Pian piano, merito anche del vino, mi lasciai andare e cominciai ad apprezzare la compagnia di quelle persone. Francesco era simpaticissimo, raccontò molti aneddoti su lui e Jader, come si erano conosciuti, le stupidaggini che avevano fatto da ragazzi. Anche io e Victoria raccontammo qualche storiella su noi due.
Jader mi guardava trasognato. Era curioso, volle sapere molte cose di me. Non avevamo mai avuto una conversazione del genere e io ringraziai Victoria silenziosamente per aver reso possibile tutto ciò.
Subito dopo il dolce, Francesco si alzò.
‹‹Ragazzi, mi dovete scusare ma adesso devo andare. È stata una piacevole serata, dobbiamo ripeterla.››
Salutò prima me poi Vicky e andò via. Jader lo accompagnò alla porta. Vicky prese la borsetta e controllò il cellulare.
‹‹Andiamo via anche noi?›› chiesi.
‹‹Ehm... io tra poco devo vedermi con Daniele.››
‹‹Ma non mi avevi detto che era a Milano?››
‹‹È tornato stasera.››
Jader entrò in cucina. ‹‹Volete un altro po' di dolce?››
‹‹No, grazie›› rispose Victoria, ‹‹io devo andare. Potresti riaccompagnare Dafne a casa?››
Che? ‹‹Ma no, vengo con te... mi accompagni a casa e te ne...››
‹‹Per me non c'è problema›› rispose Jader, con un sorrisetto.
‹‹Ti accompagna Jader.››
La supplicai con lo sguardo, non volevo rimanere da sola con lui! Ma lei fu irremovibile, infilò la giacca e salutò Jader. Io mi alzai e la raggiunsi vicino alla porta. Mi diede un bacio sulla guancia.

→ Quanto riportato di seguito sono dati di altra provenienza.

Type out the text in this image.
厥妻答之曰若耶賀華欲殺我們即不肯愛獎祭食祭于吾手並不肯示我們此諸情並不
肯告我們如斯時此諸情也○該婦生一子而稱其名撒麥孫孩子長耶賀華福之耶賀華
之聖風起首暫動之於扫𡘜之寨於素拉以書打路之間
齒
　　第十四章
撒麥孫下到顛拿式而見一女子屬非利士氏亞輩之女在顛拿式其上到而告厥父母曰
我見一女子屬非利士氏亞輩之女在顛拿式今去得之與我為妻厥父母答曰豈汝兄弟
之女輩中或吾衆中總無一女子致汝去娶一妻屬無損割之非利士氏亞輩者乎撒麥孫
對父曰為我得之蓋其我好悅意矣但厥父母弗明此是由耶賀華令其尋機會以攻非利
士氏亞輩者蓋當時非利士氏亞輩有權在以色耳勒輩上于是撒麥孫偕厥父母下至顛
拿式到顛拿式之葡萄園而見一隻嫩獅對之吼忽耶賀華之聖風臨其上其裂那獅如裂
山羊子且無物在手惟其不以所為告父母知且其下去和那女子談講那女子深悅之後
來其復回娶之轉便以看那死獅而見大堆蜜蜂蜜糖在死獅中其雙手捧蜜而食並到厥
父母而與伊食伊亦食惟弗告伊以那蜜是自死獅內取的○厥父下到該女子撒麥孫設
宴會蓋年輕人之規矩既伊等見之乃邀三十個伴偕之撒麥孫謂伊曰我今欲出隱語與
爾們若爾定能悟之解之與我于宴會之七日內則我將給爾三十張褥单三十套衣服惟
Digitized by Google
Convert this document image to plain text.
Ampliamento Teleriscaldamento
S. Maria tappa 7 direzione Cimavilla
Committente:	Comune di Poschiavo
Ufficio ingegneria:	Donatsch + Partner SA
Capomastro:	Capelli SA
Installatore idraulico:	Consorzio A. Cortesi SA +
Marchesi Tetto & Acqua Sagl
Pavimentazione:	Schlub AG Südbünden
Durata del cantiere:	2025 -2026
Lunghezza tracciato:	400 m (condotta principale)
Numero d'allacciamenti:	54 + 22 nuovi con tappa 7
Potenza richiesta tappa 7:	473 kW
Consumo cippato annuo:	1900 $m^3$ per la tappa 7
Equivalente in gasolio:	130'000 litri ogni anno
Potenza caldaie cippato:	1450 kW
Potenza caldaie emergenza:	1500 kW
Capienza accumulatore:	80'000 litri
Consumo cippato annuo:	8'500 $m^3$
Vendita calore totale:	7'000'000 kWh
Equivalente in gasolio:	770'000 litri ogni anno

‹‹Ci sentiamo domani, Dafne. Buona serata.››
Se ne andò.
Mi voltai per tornare in cucina, Jader era dietro di me con le mani in tasca e quel sorriso dolce che mi mandava fuori di testa.
‹‹Vuoi che ti accompagni adesso?››
Sì... No. Al diavolo, no! Non volevo tornare a casa. Volevo trascorrere ancora del tempo con lui, volevo parlargli, volevo perdermi nei suoi occhi e sentire le farfalle nello stomaco.
‹‹Ti aiuto a sparecchiare›› dissi, e mi incamminai in direzione della cucina.